L'effet d'annonce autour du code minier africain

  

 

Les pays africains sont, pour la plupart, très riches en ressources. La RDC est symptomatique, le président Kabila utilise tous les moyens pour conserver le pouvoir. Notamment, un outil bien connu en communication politique, l’effet d’annonce. Plus particulièrement, sur la réforme du code minier, texte fondamental pour qui veut garder la main mise sur la manne financière des ressources. 

Le code minier est le texte de loi qui régit les règles d’exploitation des ressources du sous-sol d’un pays. Ce texte législatif décrit notamment les conditions de remise en état des mines, le respect de règles de sécurité, plus généralement la responsabilité sociétale des entreprises exploitantes. Enfin, il présente aussi les règles de taxation des entreprises, donc les rentrées fiscales d’un pays. 

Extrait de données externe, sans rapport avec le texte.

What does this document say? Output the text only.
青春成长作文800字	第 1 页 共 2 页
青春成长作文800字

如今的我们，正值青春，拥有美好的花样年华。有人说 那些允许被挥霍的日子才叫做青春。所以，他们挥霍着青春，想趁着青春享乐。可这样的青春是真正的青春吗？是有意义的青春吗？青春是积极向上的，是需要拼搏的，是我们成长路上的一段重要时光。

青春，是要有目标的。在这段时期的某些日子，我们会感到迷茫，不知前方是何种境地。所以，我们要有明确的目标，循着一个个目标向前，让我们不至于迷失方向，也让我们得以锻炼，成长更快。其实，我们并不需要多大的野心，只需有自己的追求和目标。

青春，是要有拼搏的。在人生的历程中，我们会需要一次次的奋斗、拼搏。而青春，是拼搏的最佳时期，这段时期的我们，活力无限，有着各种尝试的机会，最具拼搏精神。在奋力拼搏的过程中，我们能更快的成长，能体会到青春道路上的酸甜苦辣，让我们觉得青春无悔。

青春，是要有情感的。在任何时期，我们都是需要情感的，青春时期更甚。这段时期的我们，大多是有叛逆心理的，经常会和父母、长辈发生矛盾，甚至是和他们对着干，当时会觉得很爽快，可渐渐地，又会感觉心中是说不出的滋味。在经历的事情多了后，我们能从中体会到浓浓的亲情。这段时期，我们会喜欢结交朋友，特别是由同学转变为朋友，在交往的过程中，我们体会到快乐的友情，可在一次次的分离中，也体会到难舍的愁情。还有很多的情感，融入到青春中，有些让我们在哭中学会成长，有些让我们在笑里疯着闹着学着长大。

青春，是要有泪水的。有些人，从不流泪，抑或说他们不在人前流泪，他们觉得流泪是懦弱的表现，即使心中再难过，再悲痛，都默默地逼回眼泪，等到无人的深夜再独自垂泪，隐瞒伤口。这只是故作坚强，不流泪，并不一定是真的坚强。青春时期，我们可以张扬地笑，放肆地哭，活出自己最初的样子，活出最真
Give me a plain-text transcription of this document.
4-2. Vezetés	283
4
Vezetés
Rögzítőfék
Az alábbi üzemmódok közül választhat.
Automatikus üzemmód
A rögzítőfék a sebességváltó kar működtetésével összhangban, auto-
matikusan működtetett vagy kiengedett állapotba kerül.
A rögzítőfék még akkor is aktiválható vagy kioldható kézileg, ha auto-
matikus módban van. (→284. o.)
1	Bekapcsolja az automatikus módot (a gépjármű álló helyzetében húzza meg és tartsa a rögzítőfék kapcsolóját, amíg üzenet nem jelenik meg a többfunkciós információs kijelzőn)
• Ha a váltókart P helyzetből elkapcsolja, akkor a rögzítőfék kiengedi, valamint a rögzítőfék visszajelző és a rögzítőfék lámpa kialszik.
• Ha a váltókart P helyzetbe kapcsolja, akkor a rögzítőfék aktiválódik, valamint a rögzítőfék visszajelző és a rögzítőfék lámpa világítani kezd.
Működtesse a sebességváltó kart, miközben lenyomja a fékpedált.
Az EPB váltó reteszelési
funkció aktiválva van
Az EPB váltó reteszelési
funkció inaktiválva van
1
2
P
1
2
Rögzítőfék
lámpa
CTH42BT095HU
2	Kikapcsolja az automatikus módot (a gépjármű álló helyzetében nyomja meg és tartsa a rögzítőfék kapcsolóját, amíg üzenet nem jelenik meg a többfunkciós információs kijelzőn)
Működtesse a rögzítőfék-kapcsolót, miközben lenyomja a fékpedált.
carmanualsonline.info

En 2009, l’Union Africaine (UA), a adopté le projet « Afrique Extraction Minière », « l’African Mining Vision » (AMV), cadre législatif pour « permettre aux pays africains de retirer plus de profits de leurs ressources minières». Ce cadre a été adopté par les dirigeants africains membres de l’UA en 2011. 

Avec la mise en application de ce texte, nous assistons à un changement de paradigme. L’Afrique n’est plus le continent victime de la malédiction des « matières premières ». 

La Zambie, le Ghana ou la Guinée font partie des pays précurseurs et ont valeur d’exemples au sein de l’Union Africaine. Cette volonté de réforme des textes législatifs africains est supportée par de nombreux pays et ONG réunis au sein de « l’Initiative pour la transparence dans les industries extractives » (ITIE) qui regroupe 16 pays, 9 ONG et 90 entreprises. Cette association, dont le but social peut paraître louable face aux intérêts des africains, regroupe paradoxalement l’ensemble des principaux acteurs des filières extractives : nous pouvons noter les « 7 sœurs » de l’industrie pétrolière, Rio Tinto, Glencore, Areva… 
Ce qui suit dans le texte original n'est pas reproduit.